Execute process in background, without printing "Done", and get PID

Question

This seems like a pretty trivial thing to do, but I'm very stuck.

To execute something in the background, use &:

>>> sleep 5 &
[1] 21763
>>> #hit enter
[1]+  Done                    sleep 5

But having a bashrc-sourced background script output job information is pretty frustrating, so you can do this to fix it:

>>> (sleep 5 &)

OK, so now I want to get the PID of sleep for wait or kill. Unfortunately its running in a subshell so the typical $! method doesn't work:

>>> echo $!
21763
>>> (sleep 5 &)
>>> echo $!
21763 #hasn't changed

So I thought, maybe I could get the subshell to print its PID in this way:

>>> sleep 5 & echo $!
[1] 21803 #annoying job-start message (stderr)
21803 #from the echo

But now when I throw that in the subshell no matter how I try to capture stdout of the subshell, it appears to block until sleep has finished.
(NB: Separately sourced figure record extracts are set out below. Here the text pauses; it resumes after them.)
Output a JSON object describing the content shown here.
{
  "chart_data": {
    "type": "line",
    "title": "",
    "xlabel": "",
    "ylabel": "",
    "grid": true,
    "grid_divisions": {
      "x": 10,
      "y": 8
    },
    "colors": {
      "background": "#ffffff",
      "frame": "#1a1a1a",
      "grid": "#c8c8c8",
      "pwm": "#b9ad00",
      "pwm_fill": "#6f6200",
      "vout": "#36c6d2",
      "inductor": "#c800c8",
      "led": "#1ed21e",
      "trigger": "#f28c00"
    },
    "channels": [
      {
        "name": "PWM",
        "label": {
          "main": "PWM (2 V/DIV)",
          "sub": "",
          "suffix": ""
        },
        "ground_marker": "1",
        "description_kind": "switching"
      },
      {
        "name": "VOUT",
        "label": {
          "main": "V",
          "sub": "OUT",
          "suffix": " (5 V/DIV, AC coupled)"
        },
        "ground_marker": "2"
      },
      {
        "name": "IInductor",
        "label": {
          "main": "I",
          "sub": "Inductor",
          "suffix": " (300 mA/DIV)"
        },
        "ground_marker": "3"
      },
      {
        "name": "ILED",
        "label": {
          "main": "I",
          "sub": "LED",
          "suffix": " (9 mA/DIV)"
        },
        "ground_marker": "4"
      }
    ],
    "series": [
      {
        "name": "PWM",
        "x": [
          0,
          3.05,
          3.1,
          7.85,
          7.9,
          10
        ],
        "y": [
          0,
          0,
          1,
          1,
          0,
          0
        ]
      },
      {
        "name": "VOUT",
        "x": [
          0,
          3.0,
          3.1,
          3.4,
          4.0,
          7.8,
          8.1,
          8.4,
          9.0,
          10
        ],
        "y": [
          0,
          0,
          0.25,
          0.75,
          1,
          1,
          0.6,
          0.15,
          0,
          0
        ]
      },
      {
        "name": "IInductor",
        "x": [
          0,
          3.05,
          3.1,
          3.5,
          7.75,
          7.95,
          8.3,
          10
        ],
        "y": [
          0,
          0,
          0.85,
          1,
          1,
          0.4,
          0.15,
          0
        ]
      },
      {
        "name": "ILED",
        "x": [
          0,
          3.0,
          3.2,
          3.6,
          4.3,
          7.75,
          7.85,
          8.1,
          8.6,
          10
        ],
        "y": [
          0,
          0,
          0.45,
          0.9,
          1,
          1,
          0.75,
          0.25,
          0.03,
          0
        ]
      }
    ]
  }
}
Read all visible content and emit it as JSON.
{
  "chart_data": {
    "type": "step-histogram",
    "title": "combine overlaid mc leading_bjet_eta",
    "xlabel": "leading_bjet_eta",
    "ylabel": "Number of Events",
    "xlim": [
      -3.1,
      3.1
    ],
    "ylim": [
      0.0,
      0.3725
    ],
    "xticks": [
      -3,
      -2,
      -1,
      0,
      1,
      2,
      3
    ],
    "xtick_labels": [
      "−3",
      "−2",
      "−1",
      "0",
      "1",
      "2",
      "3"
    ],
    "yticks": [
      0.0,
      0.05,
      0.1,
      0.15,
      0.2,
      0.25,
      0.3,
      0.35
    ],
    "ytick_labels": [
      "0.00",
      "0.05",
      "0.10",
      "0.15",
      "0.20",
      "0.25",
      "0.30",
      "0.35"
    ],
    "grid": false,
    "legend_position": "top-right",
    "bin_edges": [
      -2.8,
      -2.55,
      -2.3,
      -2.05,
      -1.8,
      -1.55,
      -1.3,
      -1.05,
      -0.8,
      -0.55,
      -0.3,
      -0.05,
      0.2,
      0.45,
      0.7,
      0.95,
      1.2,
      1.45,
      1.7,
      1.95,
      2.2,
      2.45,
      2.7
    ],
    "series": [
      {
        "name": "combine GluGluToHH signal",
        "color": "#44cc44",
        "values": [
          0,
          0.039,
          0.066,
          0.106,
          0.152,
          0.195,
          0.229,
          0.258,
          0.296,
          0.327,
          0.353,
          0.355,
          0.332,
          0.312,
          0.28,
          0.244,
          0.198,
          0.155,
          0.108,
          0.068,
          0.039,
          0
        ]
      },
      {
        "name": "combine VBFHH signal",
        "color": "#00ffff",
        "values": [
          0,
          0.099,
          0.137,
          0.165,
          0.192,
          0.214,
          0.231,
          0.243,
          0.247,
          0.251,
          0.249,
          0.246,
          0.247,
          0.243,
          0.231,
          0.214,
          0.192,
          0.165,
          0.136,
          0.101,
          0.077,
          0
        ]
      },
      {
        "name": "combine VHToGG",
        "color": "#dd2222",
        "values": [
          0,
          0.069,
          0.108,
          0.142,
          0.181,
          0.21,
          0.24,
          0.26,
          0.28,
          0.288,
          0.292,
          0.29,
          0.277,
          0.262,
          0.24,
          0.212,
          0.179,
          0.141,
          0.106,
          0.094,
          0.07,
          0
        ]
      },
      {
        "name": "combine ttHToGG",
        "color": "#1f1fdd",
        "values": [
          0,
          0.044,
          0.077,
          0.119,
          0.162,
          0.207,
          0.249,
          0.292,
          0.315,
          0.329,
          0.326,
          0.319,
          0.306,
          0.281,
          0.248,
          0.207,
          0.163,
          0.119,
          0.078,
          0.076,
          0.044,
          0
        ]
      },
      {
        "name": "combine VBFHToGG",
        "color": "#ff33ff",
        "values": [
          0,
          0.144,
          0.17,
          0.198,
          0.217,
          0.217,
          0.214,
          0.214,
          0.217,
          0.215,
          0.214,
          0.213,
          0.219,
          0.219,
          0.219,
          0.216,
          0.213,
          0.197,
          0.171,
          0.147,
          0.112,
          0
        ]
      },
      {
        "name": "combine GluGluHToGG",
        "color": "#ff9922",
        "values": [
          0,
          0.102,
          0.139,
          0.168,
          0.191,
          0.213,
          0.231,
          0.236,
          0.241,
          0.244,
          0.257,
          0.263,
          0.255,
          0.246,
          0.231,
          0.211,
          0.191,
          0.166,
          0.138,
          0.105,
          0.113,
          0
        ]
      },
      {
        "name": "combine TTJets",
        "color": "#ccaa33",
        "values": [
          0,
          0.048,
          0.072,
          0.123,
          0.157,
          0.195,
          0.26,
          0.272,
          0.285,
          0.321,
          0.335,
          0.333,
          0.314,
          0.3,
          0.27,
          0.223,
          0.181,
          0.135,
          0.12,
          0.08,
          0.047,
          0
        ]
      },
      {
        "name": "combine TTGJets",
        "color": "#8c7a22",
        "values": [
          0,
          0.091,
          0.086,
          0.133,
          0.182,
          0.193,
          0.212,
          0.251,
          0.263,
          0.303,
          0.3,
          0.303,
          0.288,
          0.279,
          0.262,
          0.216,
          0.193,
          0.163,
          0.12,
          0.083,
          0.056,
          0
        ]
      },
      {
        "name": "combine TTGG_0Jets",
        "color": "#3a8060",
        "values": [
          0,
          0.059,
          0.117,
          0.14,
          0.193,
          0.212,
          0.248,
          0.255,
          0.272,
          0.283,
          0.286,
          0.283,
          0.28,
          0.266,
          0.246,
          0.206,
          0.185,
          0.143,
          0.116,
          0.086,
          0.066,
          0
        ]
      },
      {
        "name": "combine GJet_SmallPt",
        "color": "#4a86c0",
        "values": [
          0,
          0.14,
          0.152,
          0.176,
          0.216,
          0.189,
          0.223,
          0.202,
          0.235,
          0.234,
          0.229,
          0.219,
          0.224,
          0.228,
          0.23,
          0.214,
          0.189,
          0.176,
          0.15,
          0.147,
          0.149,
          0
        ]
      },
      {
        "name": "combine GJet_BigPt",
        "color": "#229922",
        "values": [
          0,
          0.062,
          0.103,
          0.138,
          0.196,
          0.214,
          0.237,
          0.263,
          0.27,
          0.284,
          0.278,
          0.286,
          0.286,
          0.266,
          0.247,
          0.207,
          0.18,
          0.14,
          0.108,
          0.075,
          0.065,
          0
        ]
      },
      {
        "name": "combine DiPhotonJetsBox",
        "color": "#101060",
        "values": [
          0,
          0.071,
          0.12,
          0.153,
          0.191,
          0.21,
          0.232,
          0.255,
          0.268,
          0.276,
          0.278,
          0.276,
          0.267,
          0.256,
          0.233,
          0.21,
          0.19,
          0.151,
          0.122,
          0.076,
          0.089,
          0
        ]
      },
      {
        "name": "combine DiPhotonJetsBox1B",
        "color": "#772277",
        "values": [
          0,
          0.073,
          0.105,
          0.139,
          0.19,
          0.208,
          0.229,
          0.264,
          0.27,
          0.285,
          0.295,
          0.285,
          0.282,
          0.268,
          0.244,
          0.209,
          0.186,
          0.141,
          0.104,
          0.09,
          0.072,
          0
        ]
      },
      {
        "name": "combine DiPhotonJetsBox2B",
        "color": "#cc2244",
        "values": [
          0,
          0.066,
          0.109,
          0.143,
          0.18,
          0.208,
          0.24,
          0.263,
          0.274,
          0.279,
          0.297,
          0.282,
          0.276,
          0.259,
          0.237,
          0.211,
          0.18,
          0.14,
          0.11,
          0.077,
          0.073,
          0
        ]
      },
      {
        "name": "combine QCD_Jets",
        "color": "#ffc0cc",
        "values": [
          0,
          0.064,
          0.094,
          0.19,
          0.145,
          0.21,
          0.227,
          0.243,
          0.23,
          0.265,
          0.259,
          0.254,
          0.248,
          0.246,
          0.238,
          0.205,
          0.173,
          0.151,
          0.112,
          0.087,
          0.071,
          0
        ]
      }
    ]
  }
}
>>> pid=$(sleep 5 & echo $!)

How can I run something in the background, get its PID and stop it from printing job information and "Done"?

Answer 1

I found a great way, no need sub-shell, will keep the parent-child relationship. Since: [1] 21763 and [1]+ Done sleep 5 are all stderr, which is &2. We can redirect &2 to /dev/null, here is code:

exec 7>&2 2>/dev/null # Here backup 2 to 7, and redirect 2 to /dev/null
sleep 5
wait
exec 2>&7 7>&- # here restore 7 to 2, and delete 7.

See: Using exec

Answer 2

Solution A

When summoning the process, redirect the shell's stderr to >/dev/null for that summoning instance. We can do this by duplicating fd 2 so we could still use the duplicate fd for the process. We do all of these inside a block to make redirection temporary:

{ sleep 5 2>&3 & pid=$!; } 3>&2 2>/dev/null

Now to prevent the "Done" message from being shown later, we exclude the process from the job table and this is done with the disown command:

{ sleep 5 2>&3 & disown; pid=$!; } 3>&2 2>/dev/null

It's not necessary if job control is not enabled. Job control can be disabled with set +m or shopt -u -o monitor.

Solution B

We can also use command substitution to summon the process. The only problem we had is that the process still hooks itself to the pipe created by $() that reads stdout but we can fix this by duplicating original stdout before it then using that file descriptor for the process:

{ pid=$( sleep 200s >&3 & echo $! ); } 3>&1

It may not be necessary if we redirect the process' output somewhere like /dev/null:

pid=$( sleep 200s >/dev/null & echo $! )

Similarly with process substitution:

{ read pid < <(sleep 200s >&3 & echo $!); } 3>&1

Some may say that redirection is not necessary for process substitution but the problem is that the process that may be accessing its stdout would die quickly. For example:

$ function x { for A in {1..100}; do echo "$A"; sleep 1s; done }
$ read pid < <(x & echo $!)
$ kill -s 0 "$pid" &>/dev/null && echo "Process active." || echo "Process died."
Process died.
$ read pid < <(x > /dev/null & echo $!)
$ kill -s 0 "$pid" &>/dev/null && echo "Process active." || echo "Process died."
Process active.

• Optionally you can just create a permanent duplicate fd with exec 3>&1 so you can just have pid=$( sleep 200s >&3 & echo $! ) on the next lines.

Answer 3

Try this:

pid=$((sleep 5 & echo $!) | sed 1q)

Answer 4

The set +m disable monitor mode in bash. In other words it rid off the annnoying Done message. To enable again, use set -m.

eg:

$ set +m
$ (sleep 5; echo some) &
[1] 23545 #still prints the job number

        #after 5 secs
some
$  #no Done message...

Answer 5

You can use read bulletin to capture output:

read -r pid < <(sleep 10 & echo $!)

Then:

ps -p $pid
  PID TTY           TIME CMD
78541 ttys001    0:00.00 sleep 10